As a final word of advice it is an absolute pain to write a formula like that - instead you can try to build it bit by bit, storing each part of the formula in one cell to see if each of them works. Then you can cut and paste so that they all fit in one cell. I.e. if you in cell A1 store:
=IF(P5>=UKTaxFigures!F5;((H5/100)*20)+((P5-UKTaxFigures!F5)*40);0)
Then you can put
=IF(AND(P5>=UKTaxFigures!C3;UKTaxFigures!C3<UKTaxFigures!G5);((P5-UKTaxFigures!C3)/100)*20;A1)
in A2 and this
=IF(P5<UKTaxFigures!C3;0;A2)
in A3. If necessary you can pick the formulas even further apart to make them more readable.

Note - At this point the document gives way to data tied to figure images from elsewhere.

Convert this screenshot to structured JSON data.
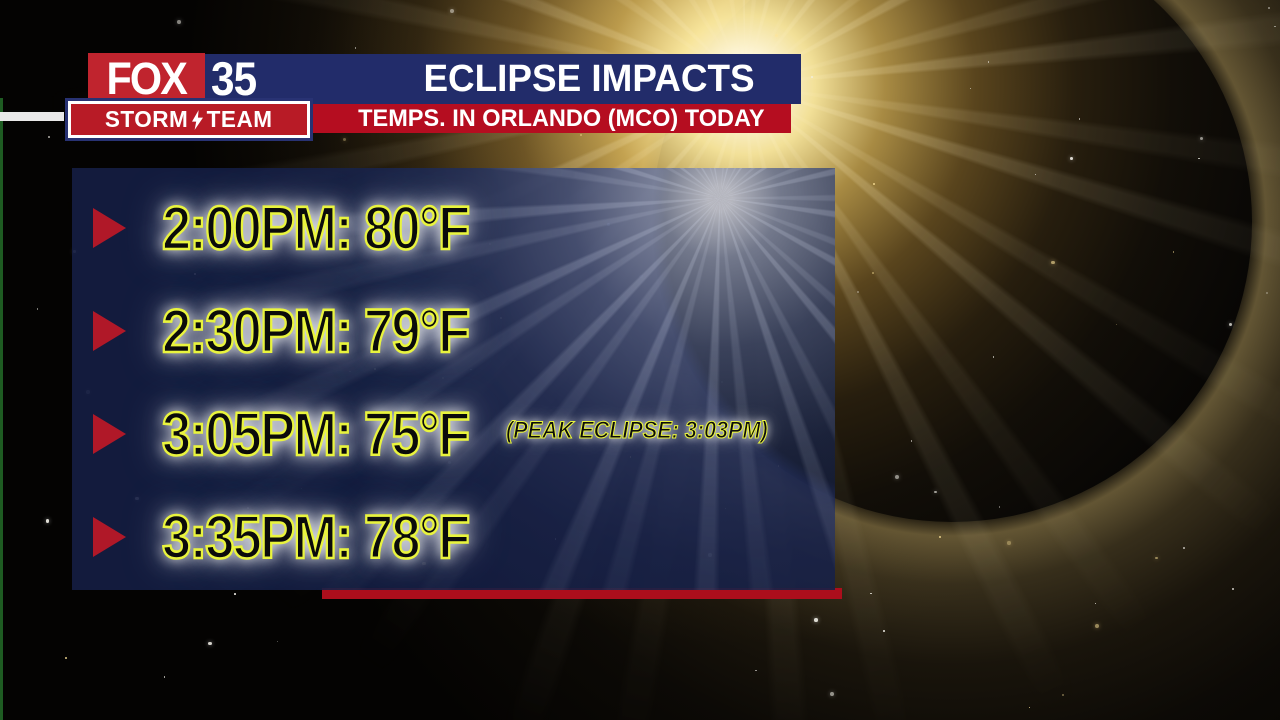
{
  "branding": {
    "network": "FOX",
    "channel_number": "35",
    "team_word1": "STORM",
    "team_word2": "TEAM"
  },
  "header": {
    "title": "ECLIPSE IMPACTS",
    "subtitle": "TEMPS. IN ORLANDO (MCO) TODAY"
  },
  "panel": {
    "rows": [
      {
        "time": "2:00PM",
        "temp": "80°F",
        "label": "2:00PM: 80°F"
      },
      {
        "time": "2:30PM",
        "temp": "79°F",
        "label": "2:30PM: 79°F"
      },
      {
        "time": "3:05PM",
        "temp": "75°F",
        "label": "3:05PM: 75°F",
        "note": "(PEAK ECLIPSE: 3:03PM)"
      },
      {
        "time": "3:35PM",
        "temp": "78°F",
        "label": "3:35PM: 78°F"
      }
    ]
  },
  "icons": {
    "bullet": "right-triangle-icon",
    "bolt": "lightning-bolt-icon"
  },
  "colors": {
    "header_blue": "#222c6a",
    "fox_red": "#c0242e",
    "subtitle_red": "#b50d20",
    "storm_red": "#b81b26",
    "bullet_red": "#b01828",
    "panel_navy": "#151e44",
    "highlight_yellow": "#e9f43d",
    "accent_strip_red": "#ac0e1c"
  }
}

Then in the end you just copy the formulas from the cells, and replace the references with them.
Please note that I am not 100 % certain that I got everything correct, without proper data it is somewhat difficult to keep track of all the parantheses and results. But this should at least give you a good starting point.